Selezionate massa molare dal display a discesa nella parte superiore della finestra. Usare il controllo, fare clic e trascinare per ingrandire l'area di picco. Per visualizzare i risultati finali della massa molare media del peso tabulato per i picchi di monomero e dimero, passare ai risultati di picco, ai momenti di massa molare, MW e selezionare i risultati, riepilogo del report.
La purezza è riportata sotto i risultati di picco, frazione di massa. Dal menu file, selezionare salva come metodo e salvare i dati BSA analizzati come metodo standard per le misurazioni future di tutti i tipi di proteine. I parametri di normalizzazione e di ampliamento della banda determinati per la BSA saranno riportati nell'analisi.
Di seguito sono riportate le analisi SEC-MALS di BSA, utilizzando una colonna di esclusione delle dimensioni dei pori di 200 Angstrom. Le tracce di cromatogramma vengono normalizzate al picco monomero e sfalsate per maggiore chiarezza. Vengono evidenziati artefatti comuni che possono essere ignorati, incluso un picco di particelle vicino all'inizio del segnale di dispersione della luce, così come picchi di sale e aria disciolta vicino al volume totale di permeazione nel segnale dell'indice di rifrazione.
Il cromatogramma presenta un'eccellente separazione monomero-dimero-trimer e il segnale di dispersione della luce mostra un segnale elevato al rumore. I valori medi di massa molare del peso monomero e del dimero mostrano un'elevata omogeneità. Ecco alcuni esempi di analisi SEC-MALS di bassa qualità.
In questo esempio, una separazione inadeguata su una colonna di esclusione dei pori di 75 Angstrom si traduce in un picco di particelle tra gli otto e i nove minuti, che non è ben separato dalle proteine. Qui, c'è un rapporto segnale/rumore inadeguato, e particelle estese adiacenti alle proteine sono evidenti nel segnale di dispersione della luce. I tasti per buoni risultati SEC-MALS sono la selezione di una colonna appropriata, la garanzia che il sistema sia calibrato con un basso rumore di dispersione della luce e il prefiltraggio o la centrifugazione dei campioni per rimuovere le particelle.

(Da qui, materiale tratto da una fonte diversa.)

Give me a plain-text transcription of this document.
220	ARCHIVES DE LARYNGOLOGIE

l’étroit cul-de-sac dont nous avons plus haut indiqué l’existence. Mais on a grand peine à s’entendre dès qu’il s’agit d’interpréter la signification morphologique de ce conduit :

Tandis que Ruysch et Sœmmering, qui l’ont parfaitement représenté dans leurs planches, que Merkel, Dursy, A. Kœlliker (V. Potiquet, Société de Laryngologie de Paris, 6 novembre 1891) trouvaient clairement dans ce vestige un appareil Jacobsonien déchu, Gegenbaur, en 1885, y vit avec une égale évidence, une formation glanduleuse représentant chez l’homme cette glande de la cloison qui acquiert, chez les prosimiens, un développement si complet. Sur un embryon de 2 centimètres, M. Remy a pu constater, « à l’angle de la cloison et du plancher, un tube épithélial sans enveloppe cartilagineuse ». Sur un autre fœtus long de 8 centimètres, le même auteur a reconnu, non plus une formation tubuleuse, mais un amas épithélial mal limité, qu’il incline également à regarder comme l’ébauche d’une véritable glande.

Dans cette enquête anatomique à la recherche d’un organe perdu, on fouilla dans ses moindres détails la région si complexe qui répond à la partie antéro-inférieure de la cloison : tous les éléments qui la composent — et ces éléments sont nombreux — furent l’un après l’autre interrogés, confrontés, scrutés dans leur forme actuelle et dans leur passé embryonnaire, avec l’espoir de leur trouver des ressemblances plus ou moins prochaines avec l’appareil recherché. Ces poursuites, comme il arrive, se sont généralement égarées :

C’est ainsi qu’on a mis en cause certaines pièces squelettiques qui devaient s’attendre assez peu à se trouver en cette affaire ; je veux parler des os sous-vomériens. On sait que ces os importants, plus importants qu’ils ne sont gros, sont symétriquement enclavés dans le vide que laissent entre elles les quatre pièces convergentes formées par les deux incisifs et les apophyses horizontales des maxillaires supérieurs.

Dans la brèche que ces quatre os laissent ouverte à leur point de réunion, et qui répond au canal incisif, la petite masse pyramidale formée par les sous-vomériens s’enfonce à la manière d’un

Dopo SEC-MALS, i campioni proteici possono essere ulteriormente analizzati per affinità di legame, bioliza, risonanza plasmonica superficiale, calorimetria di titolazione isotermica, forometria bioleride, termofesi su microscala o gradiente di composizione, scattering della luce multiangolo. La struttura proteica può essere determinata dalla cristallografia a raggi X, dalla miscroscopia crioeconico-elettrone o dalla NMR.